Menghampar gejala keputusasaan yang menjalar luas, begitu terpampang di hadapan kita. Deraan kesulitan ekonomi dan penghancuran harkat, serta martabat sang insan, menjadi jejak dari proses kegagalan sosiologis yang panjang terbentang. Kekecewaan masyarakat, menari secara vertikal, menghujam pemerintah yang tak mampu menepis siksaan ekonomi. Kecemburuan horizontal merayap, iri akan mereka yang hidupnya merona dalam kesejahteraan. Sebuah bom waktu, tercipta dalam rongga mahajana yang menanti bara, pemicu terjadinya ledakan yang amat dahsyat.
Gejolak ekonomi yang terjadi di Indonesia pada tahun 1960-1970-an, seperti inflasi yang sangat mengkhawatirkan dengan nilai rata-rata sebesar 196,08% pada tahun 1960-an dan cenderung fluktuatif pada tahun 1970-an, ditambah dengan ketidakmampuan uang negara dalam membiayai proyek pembangunan, sehingga berusaha memperoleh dana melalui cara-cara yang tidak jelas, membuat semakin nampaknya jurang pemisah antara yang kaya dengan rakyat biasa.
Dalam kondisi yang seperti itu, harga kebutuhan pokok kian melonjak daripada tahun-tahun sebelumnya. Masyarakat etnis Tionghoa yang sejak dulu menguasai beberapa mata rantai perekonomian, tampaknya tidak begitu merasakan sulitnya kehidupan ekonomi seperti kebanyakan rakyat pribumi yang morat-marit demi sesuap nasi. Sehingga, timbullah kecemburuan di hati para penghuni asli. Belum lagi, dengan sikap sebagian dari mereka, khususnya generasi muda yang doyan bergaya dan pamer harta, namun rendah rasa kesetiakawanan sosialnya, semakin menumbuhkan keirihatian masyarakat terhadap kelompok sosial itu.
Suasana yang mengarah pada ketegangan antaretnis itu pun terbawa masuk dalam ranah akademisi. Perkelahian antara mahasiswa keturunan Tionghoa dengan mahasiswa pribumi di kampus ITB yang disebabkan oleh ketidaksengajaan senggolan sepeda motor, membuat adanya kerusuhan dan penyerangan terhadap etnis Tionghoa di Kota Bandung, yang sebetulnya dipicu oleh aksi kerusuhan anti-Tionghoa di Cirebon dan sekitarnya pada tanggal 27 Maret 1963. Kerusuhan yang terjadi pada tanggal 10 Mei tahun 1963 di Kota Bandung tersebut, memuncak karena perasaan solidaritas diantara segenap mahasiswa. Aksi massa dalam pengrusakan toko-toko, rumah tinggal, dan kendaraan milik orang-orang Tionghoa di Kota Bandung tersebut dipelopori oleh mahasiswa ITB dan Universitas Padjajaran yang memiliki sentimen negatif terhadap etnis Tionghoa.

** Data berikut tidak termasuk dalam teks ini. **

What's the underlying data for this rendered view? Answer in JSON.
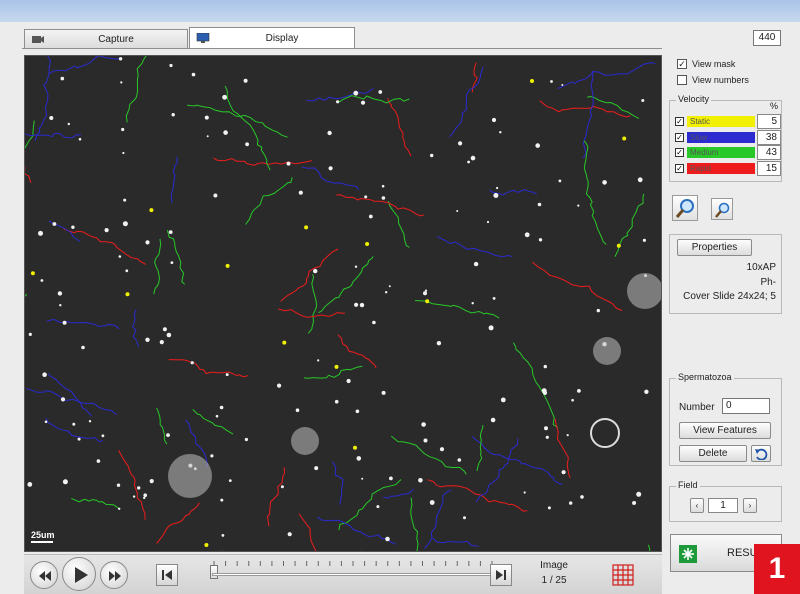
{
  "tabs": [
    {
      "label": "Capture",
      "icon": "camera-icon",
      "active": false
    },
    {
      "label": "Display",
      "icon": "monitor-icon",
      "active": true
    }
  ],
  "frame_counter": "440",
  "display_options": {
    "view_mask": {
      "label": "View mask",
      "checked": true
    },
    "view_numbers": {
      "label": "View numbers",
      "checked": false
    }
  },
  "velocity": {
    "title": "Velocity",
    "percent_header": "%",
    "classes": [
      {
        "label": "Static",
        "value": "5",
        "color": "#f0f000"
      },
      {
        "label": "Slow",
        "value": "38",
        "color": "#2b2bd0"
      },
      {
        "label": "Medium",
        "value": "43",
        "color": "#28c828"
      },
      {
        "label": "Rapid",
        "value": "15",
        "color": "#ee1c1c"
      }
    ]
  },
  "zoom": {
    "zoom_in_icon": "zoom-in-icon",
    "zoom_out_icon": "zoom-out-icon"
  },
  "properties": {
    "button": "Properties",
    "lines": [
      "10xAP",
      "Ph-",
      "Cover Slide 24x24; 5"
    ]
  },
  "spermatozoa": {
    "title": "Spermatozoa",
    "number_label": "Number",
    "number_value": "0",
    "view_features": "View Features",
    "delete": "Delete"
  },
  "field": {
    "title": "Field",
    "value": "1"
  },
  "image": {
    "label": "Image",
    "position": "1  /  25",
    "current": 1,
    "total": 25
  },
  "scale_bar": "25um",
  "results_button": "RESULTS",
  "badge": "1"
}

Tak cukup sampai disitu, satu dasawarsa setelahnya, peristiwa kerusuhan yang terjadi di Kota Bandung pada tahun 1973, memiliki latar belakang yang sama seperti kerusuhan sebelumnya, yaitu bermula dari persoalan individual yang memicu terjadinya kerusuhan rasial. Huru-hara anti etnis Tionghoa pada tanggal 5 Agustus tahun 1973 tersebut, dipicu oleh adanya pemukulan terhadap seorang kusir, bernama Asep Tosin, yang dilakukan oleh seorang pemuda keturunan Tionghoa. Sebelumnya, sang kusir gerobak kuda tersebut tidak sengaja menyenggol sebuah sedan putih VW yang dimiliki oleh pemuda Tionghoa tersebut di Jalan Astana Anyar, dekat gedung bioskop Siliwangi.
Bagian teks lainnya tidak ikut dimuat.